Ein Blick in die christliche Weihnachtsgeschichte wirft ein Licht auf diese Diskussion. Da spielt Josef, der Vater Jesu, eine wichtige Rolle. Mehr noch: In jeder Weihnachtskrippe steht er wie selbstverständlich bei Mutter und Kind. Ich habe noch nie gehört, dass jemand gesagt hätte: Was hat denn der da verloren? Der soll mal besser arbeiten gehen. Oder: Geburt ist Frauensache. Ganz im Gegenteil. Das Bild der Weihnachtsfamilie gehört zu unserem kulturellen Erbe. Auch für die, die sonst wenig mit dem christlichen Glauben anfangen können. Kein Wunder: Ein Kind führt vor Augen, wie zerbrechlich, wie bedürftig, wie hilflos menschliches Leben ist. Gerade an seinem Anfang. Da braucht es alle Unterstützung, die es kriegen kann. Von Mutter und Vater, von Verwandten und Geschwistern, manchmal auch von Sterndeutern und Hirten. Josef gehört deshalb an die Krippe. Er ist wichtig!

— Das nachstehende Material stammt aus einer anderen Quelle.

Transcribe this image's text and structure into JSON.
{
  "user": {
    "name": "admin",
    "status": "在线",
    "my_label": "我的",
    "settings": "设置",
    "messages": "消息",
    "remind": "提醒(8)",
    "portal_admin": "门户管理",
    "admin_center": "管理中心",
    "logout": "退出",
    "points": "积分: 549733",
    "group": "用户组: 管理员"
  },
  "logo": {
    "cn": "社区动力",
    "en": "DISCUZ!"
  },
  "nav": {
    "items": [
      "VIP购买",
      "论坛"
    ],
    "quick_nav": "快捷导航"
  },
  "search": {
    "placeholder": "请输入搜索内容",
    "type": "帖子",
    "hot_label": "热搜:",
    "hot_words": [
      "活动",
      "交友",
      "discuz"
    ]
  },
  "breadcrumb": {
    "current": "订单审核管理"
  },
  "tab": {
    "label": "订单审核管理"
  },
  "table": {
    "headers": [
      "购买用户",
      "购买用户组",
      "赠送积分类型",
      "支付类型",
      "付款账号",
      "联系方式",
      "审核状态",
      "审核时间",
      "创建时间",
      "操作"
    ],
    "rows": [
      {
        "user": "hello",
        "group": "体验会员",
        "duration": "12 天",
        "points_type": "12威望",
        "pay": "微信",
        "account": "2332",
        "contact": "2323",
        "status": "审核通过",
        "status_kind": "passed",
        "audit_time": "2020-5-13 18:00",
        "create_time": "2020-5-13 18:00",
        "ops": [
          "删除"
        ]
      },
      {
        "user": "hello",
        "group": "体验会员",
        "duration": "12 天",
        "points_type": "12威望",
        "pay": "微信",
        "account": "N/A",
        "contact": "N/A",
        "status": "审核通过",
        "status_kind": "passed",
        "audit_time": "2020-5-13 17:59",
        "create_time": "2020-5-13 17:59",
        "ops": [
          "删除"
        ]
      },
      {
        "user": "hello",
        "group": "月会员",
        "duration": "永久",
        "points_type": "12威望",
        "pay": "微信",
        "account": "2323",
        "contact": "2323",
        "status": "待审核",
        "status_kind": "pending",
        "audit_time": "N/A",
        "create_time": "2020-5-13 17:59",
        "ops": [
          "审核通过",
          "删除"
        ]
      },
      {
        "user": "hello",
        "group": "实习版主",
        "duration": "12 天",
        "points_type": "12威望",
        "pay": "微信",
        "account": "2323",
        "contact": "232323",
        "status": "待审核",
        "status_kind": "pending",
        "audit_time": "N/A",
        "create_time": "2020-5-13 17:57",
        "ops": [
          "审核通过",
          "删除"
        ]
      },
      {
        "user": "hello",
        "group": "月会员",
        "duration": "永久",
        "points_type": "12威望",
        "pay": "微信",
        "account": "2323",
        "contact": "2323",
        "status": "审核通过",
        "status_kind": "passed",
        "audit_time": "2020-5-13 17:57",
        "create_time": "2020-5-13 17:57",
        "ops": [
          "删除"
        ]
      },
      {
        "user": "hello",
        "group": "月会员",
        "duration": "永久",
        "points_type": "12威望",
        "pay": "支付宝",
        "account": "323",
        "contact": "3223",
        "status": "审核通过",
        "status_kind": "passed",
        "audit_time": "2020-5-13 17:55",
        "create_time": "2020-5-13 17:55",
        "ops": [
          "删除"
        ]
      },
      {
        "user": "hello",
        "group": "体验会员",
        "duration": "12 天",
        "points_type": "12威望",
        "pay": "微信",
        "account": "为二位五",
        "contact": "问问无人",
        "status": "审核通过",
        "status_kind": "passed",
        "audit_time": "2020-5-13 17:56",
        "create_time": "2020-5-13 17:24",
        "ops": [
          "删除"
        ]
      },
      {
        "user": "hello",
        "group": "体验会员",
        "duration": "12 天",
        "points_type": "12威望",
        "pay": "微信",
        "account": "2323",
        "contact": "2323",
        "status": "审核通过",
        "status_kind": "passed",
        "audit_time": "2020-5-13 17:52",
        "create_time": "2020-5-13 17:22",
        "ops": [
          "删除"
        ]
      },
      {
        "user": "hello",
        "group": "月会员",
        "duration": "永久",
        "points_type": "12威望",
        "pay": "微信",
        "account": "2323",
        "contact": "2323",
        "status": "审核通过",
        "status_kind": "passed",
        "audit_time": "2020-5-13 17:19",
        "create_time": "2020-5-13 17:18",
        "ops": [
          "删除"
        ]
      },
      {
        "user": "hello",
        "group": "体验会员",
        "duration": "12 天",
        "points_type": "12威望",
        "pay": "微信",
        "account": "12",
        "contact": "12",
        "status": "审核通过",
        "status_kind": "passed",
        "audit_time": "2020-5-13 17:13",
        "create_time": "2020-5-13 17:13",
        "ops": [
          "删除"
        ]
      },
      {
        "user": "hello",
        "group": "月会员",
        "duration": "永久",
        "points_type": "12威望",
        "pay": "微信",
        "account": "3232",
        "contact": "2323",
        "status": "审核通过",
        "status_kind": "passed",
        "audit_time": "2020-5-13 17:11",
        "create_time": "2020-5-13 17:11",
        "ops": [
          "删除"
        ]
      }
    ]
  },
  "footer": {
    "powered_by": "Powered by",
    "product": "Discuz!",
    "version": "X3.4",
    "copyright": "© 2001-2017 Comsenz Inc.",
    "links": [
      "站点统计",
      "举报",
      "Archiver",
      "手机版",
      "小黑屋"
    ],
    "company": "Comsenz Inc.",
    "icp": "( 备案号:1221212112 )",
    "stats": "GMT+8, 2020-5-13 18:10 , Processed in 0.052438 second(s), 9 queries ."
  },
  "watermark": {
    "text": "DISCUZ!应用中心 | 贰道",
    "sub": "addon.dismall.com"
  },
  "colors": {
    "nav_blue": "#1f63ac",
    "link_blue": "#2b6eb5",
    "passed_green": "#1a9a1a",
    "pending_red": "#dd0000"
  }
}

Noch ein Gedanke: Das Kind, Jesus, fasziniert bis heute. Auch seine Geburt in Armut und am Rand der Welt. Viele Menschen fühlen sich deshalb diesem Kind nahe. Weil es zeigt: In einem kleinen, unbedeutenden Anfang kann etwas Überraschendes, Großartiges stecken. Und Josef ist in der Weihnachtsgeschichte ein entscheidender Teil dieses Anfangs. Warum also nicht auch ein fußballspielender Vater heute?